Após não conseguir chegar a um acordo para a aprovação do orçamento, o parlamento de Israel foi dissolvido automaticamente na madrugada desta quarta-feira, no horário local, noite de terça no Brasil. Com a decisão, o país terá que organizar novas eleições legislativas, a quarta em menos de dois anos. A perspectiva de uma nova disputa acontece em plena crise de saúde e no momento em que o país acaba de iniciar a campanha de vacinação contra a Covid-19. O primeiro-ministro israelense, Benjamin Netanyahu, segue no cargo de forma interina até o novo pleito, marcado para o dia 23 de março de 2021. Segundo a agência de notícias Associated Press, as pesquisas de opinião mais recentes indicam que, se as eleições fossem realizadas hoje, Netanyahu enfrentaria dificuldades para se manter no poder. O premiê é acusado de corrupção, fraude e quebra de confiança em uma série de escândalos em que ele teria oferecido favores a figuras poderosas da mídia em troca de cobertura jornalística positiva.

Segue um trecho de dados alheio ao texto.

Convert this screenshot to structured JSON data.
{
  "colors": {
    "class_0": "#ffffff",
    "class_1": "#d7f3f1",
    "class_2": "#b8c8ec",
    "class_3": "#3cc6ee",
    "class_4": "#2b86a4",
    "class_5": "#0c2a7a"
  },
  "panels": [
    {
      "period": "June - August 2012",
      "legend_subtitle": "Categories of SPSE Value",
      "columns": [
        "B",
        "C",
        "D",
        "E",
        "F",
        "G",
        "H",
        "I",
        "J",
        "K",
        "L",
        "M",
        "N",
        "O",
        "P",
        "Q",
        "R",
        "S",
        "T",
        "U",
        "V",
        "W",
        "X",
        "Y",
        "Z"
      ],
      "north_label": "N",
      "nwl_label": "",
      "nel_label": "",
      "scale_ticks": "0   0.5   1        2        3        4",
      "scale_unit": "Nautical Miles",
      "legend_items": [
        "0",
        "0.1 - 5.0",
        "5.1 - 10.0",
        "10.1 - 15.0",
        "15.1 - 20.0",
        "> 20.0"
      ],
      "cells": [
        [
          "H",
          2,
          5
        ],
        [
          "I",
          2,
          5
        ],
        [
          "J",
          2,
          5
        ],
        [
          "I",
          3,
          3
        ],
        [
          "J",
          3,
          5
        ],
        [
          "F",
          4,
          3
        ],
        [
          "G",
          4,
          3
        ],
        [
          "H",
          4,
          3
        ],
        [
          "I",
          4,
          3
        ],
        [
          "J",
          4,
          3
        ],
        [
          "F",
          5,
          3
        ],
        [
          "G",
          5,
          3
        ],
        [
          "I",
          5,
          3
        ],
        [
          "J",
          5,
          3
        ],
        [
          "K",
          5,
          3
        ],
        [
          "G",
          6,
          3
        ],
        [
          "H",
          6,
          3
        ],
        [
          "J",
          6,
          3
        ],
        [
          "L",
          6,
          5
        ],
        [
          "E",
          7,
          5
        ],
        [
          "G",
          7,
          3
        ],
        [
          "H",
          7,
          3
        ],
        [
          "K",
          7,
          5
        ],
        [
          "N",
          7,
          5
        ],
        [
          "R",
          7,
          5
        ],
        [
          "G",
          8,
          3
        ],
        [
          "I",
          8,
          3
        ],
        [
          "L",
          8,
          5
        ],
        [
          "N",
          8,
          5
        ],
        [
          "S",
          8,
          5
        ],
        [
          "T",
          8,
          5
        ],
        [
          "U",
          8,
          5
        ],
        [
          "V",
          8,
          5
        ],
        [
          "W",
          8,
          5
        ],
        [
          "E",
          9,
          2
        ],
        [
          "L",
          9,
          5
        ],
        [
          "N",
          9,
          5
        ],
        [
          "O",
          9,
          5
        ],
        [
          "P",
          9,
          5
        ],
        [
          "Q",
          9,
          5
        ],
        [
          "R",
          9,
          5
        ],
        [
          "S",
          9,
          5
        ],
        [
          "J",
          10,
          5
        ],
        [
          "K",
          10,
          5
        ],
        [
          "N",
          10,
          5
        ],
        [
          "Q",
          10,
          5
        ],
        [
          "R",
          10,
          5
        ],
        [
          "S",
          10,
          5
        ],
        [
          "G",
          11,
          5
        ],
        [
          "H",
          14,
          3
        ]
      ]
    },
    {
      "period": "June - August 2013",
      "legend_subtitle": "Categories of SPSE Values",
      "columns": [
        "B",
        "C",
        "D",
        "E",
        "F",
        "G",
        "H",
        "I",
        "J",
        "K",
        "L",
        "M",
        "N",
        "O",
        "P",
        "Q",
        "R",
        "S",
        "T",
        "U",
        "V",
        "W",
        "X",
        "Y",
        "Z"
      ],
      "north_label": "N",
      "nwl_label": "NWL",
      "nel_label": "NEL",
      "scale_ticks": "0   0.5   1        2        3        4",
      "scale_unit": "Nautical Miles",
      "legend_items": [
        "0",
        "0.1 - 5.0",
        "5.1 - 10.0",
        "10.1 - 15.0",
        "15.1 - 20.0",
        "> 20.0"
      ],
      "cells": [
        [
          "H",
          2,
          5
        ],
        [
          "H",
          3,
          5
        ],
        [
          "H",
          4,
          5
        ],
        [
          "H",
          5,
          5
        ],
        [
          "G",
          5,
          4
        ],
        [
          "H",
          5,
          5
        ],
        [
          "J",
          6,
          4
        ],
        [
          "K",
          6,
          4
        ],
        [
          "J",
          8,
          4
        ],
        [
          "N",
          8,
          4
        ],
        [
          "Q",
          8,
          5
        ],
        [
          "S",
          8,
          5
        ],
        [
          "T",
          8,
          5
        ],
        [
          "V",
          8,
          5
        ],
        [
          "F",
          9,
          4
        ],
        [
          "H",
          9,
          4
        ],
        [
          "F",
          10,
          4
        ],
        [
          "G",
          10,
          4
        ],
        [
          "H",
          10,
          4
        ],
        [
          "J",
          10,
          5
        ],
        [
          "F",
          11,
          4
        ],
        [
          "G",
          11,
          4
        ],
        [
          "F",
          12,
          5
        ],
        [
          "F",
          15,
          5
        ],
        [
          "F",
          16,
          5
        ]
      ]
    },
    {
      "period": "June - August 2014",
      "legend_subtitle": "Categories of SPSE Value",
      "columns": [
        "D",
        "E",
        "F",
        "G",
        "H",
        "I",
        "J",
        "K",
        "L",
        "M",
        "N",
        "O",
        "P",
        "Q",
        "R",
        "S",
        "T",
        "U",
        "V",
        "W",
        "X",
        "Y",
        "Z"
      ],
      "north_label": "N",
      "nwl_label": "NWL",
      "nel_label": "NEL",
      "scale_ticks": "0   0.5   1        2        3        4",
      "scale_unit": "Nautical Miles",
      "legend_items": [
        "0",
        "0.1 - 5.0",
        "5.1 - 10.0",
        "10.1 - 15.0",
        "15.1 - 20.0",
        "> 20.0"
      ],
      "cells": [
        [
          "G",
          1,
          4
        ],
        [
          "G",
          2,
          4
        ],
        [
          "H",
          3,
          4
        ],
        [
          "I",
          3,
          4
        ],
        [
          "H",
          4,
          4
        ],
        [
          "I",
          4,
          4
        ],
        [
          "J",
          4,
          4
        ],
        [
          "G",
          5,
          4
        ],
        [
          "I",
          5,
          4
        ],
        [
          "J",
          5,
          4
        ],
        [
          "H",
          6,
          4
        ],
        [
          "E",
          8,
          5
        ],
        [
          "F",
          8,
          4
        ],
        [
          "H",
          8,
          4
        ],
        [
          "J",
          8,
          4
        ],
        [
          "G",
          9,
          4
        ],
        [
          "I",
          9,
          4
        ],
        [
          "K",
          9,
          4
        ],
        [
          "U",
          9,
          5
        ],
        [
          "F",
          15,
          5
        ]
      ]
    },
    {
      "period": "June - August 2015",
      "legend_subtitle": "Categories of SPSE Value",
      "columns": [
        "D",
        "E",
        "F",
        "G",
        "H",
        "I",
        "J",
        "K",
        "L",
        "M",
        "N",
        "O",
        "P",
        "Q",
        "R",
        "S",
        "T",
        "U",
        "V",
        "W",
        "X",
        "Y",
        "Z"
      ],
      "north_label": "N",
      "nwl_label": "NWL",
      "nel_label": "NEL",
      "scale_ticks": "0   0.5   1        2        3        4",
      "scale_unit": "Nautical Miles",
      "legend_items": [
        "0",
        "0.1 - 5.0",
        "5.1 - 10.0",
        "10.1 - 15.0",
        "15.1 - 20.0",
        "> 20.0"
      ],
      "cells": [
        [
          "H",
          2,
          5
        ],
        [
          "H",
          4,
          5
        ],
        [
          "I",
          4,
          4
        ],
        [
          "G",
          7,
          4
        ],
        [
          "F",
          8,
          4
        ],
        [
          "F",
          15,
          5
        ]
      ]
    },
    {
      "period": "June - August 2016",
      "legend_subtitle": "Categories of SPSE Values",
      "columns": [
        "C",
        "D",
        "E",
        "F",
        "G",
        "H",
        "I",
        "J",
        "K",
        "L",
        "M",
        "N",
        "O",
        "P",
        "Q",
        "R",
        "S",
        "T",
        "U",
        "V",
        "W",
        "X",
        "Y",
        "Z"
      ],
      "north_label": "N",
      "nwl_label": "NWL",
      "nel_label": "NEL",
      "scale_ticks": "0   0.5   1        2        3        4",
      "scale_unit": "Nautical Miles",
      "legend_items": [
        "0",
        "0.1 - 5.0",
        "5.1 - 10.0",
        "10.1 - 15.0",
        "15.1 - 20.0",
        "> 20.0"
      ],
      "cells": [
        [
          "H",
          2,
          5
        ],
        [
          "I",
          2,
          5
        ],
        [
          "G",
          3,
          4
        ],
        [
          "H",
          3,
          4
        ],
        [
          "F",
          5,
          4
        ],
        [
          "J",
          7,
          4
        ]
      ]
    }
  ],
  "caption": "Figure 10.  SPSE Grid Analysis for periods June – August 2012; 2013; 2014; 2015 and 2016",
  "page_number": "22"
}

Em maio deste ano, Netanyahu e o principal rival, Benny Gantz, formaram um governo de coalizão para enfrentar juntos a crise do Coronavírus, mas a relação entre os dois lados ficou marcada por desconfiança e disputas internas. O acordo entre os dois partidos incluía um rodízio no posto de primeiro-ministro e estipulava que o governo adotaria um único orçamento para 2020 e 2021. A sigla de Netanyahu, no entanto, propôs a votação de dois orçamentos diferentes, o que foi recusado pelo partido centrista de Gantz e gerou ainda mais tensões. De acordo com analistas ouvidos pela agência de notícias France Presse, a crise do orçamento foi a maneira que Netanyahu encontrou para provocar novas eleições e evitar ceder o poder a Gantz em novembro do ano que vem.